National titles in four IRC classes plus a white sails event will be decided on Dublin this weekend (Friday 3rd-Sunday 5th September 2021) when the National Yacht Club hosts the Irish Cruiser Racing Association (ICRA) National Championships.
The Covid-19 pandemic forced the abandonment of much of the 2020 and early 2021 fixtures but measures have now been relaxed enough to permit safe competition afloat though shoreside social activities continue to be severely curtailed for this season.
"Our main priority is to deliver a strong racing series afloat this year which will certain to be a warm-up for hopefully a full 2022 season," said Richard Colwell, Commodore of the Irish Cruiser Racing Association. "While social is more difficult in Covid restrictions, we have worked hard to make sure there will still be limited social activity spread across the Dun Laoghaire waterfront so everyone can enjoy the event as much as possible."
A total 17 clubs from Ireland's North, South and East coasts will be represented by 77 crews, a slight reduction in usual numbers that is attributed to the gradual reopening of the country after three waves of the virus.
“This year’s event is an opportunity for re-building crews and team bonding,” said Colwell. "This year hasn't been without regular club racing, but the ICRA championships will be the biggest test of the year with so many clubs represented in the fleet."
After a great season with his previous boat Eleuthera, Frank Whelan's J122 Kaya from Greystones Sailing Club could well be the form boat in Division Zero though with a slew of rivals in this hotly contested class. Conor Phelan's Ker 37 Jump Juice from the Royal Cork YC along with Paul O'Higgins' JPK1080 Rockabill VI from the Royal Irish YC are certain to be in the mix along with Robert Rendell's GS44 Samatom from Howth YC.
After overall victory in Kinsale for the Sovereign's Cup in June, Mike & Richard Evans' J99 Snapshot will again be seeking to disrupt the J109 fleet's dominance of Division 1 though Stuart Cranston's Ker 32 Hijacker from Strangford Lough could add a fresh challenge.
Of the J109's, John and Brian Hall’s Something Else from the National YC will be looking for a result on home turf but can expect Howth's Colwell with John Murphy on Outrajeous to be on form as well as the Jones family's Jelly Baby from Crosshaven and the Goodbody's White Mischief from the Royal Irish YC.
"We're all set and looking forward it - this is our first regatta in two years - we have a great crew, some of whom have sailed with me for 40 years," said Tim Goodbody (80). "Racing under IRC is great as we can sail with nine up so I can share the helm with Richard when I get tired."
Nigel Biggs from Howth YC on Checkmate XVIII will be the boat to beat in Division 2 after a near perfect track-record of wins in Dublin Bay in recent years though the Wright/De Nieve owned Mata, also from Howth are likely challengers amongst the half-tonners.
If the event gets breeze, clubmates Dux, an X302 sailed by the Gore-Grimes family could repeat their 2019 event win though Lindsay Casey and Denis Powers' J97 Windjammer from the Royal St George YC are also tipped for the fresher conditions.

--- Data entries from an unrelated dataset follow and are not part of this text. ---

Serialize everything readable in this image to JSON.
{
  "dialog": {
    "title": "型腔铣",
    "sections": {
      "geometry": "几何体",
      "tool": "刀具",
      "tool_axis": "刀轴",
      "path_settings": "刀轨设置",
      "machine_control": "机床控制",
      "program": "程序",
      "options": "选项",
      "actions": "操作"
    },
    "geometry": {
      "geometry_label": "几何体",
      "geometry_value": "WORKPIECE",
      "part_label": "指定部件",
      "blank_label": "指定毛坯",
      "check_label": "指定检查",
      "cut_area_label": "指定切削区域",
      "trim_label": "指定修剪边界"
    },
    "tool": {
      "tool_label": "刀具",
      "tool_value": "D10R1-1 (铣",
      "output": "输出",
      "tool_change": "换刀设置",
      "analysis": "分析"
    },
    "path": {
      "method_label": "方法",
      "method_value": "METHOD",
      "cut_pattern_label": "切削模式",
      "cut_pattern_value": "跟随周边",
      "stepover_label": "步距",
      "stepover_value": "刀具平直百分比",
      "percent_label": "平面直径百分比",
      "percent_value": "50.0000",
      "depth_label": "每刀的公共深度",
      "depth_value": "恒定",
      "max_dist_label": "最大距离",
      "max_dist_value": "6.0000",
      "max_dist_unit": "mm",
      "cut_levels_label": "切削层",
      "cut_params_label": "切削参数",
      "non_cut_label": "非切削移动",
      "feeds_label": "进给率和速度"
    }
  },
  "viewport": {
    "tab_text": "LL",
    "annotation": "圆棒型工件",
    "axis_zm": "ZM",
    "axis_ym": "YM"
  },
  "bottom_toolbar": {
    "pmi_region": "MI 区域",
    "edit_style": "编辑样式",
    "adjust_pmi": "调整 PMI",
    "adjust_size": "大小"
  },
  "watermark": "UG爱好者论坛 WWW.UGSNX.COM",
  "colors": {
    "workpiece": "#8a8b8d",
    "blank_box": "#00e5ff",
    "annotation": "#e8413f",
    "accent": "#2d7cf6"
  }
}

Bray Sailing Club’s Flor O’Driscoll will be taking on the might of the Royal Irish YC with his J24 Hard On Port facing the likes of Paul Colton’s Cri Cri and Barry Cunningham with Jonathan Skerritts' Quest, both revamped quarter-tonners.

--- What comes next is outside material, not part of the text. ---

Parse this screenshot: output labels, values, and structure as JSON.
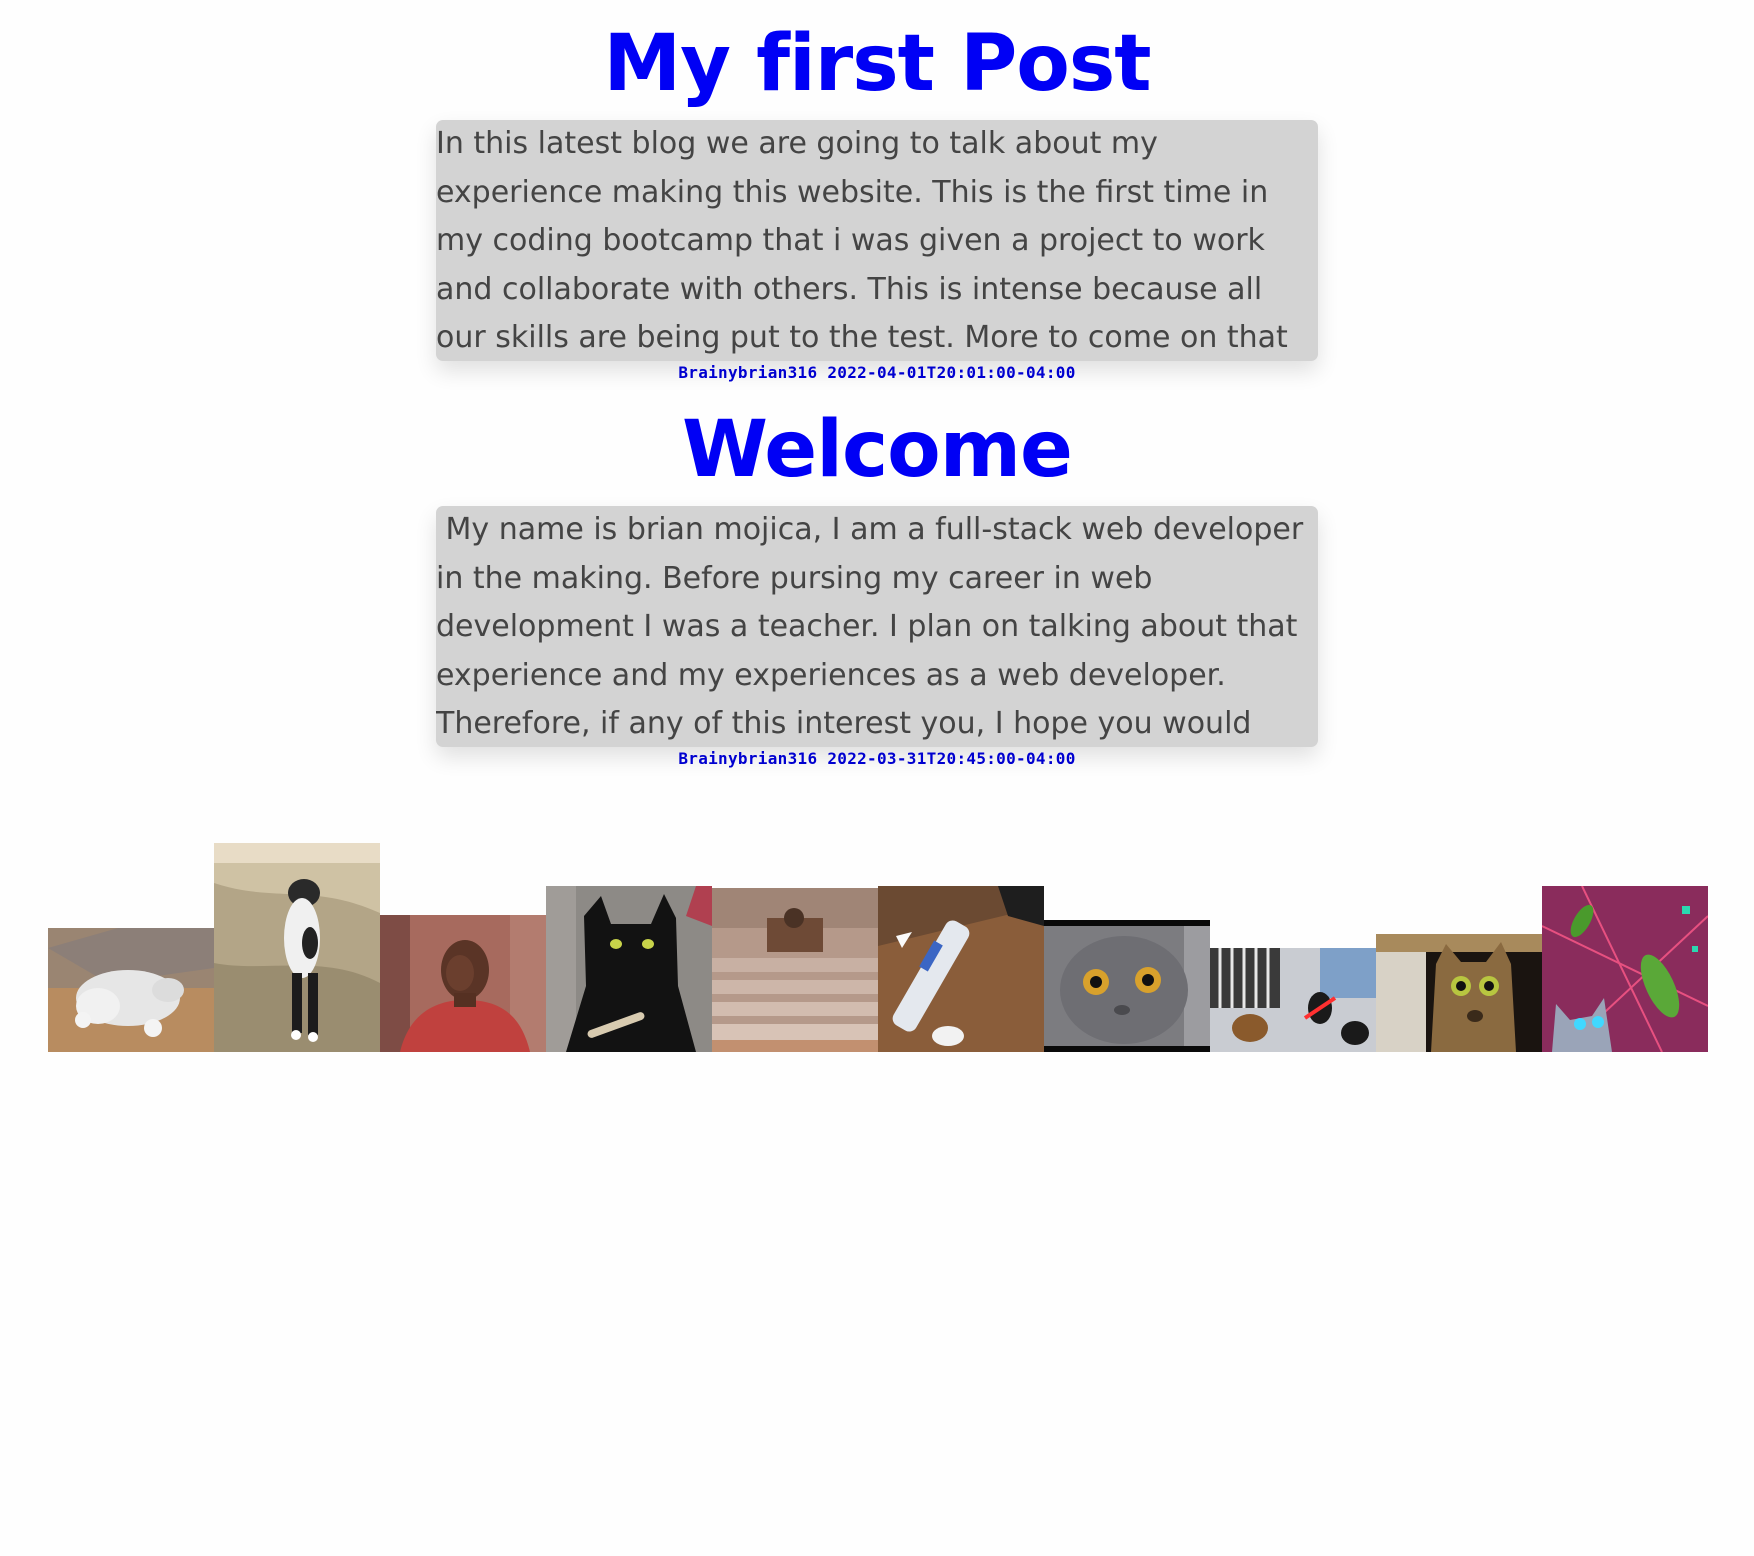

"I've always enjoyed the ICRA's as the J24 is rated pretty well under IRC," O'Driscoll said while preparing for East coast championships in Howth. "We raced for the first time in two years in Foynes for the southerns but could have done better with a sixth place."
The ICRA series will be hosted by the National Yacht Club, Dun Laoghaire with further updates and results available at www.cruiserracing.ie and on social media.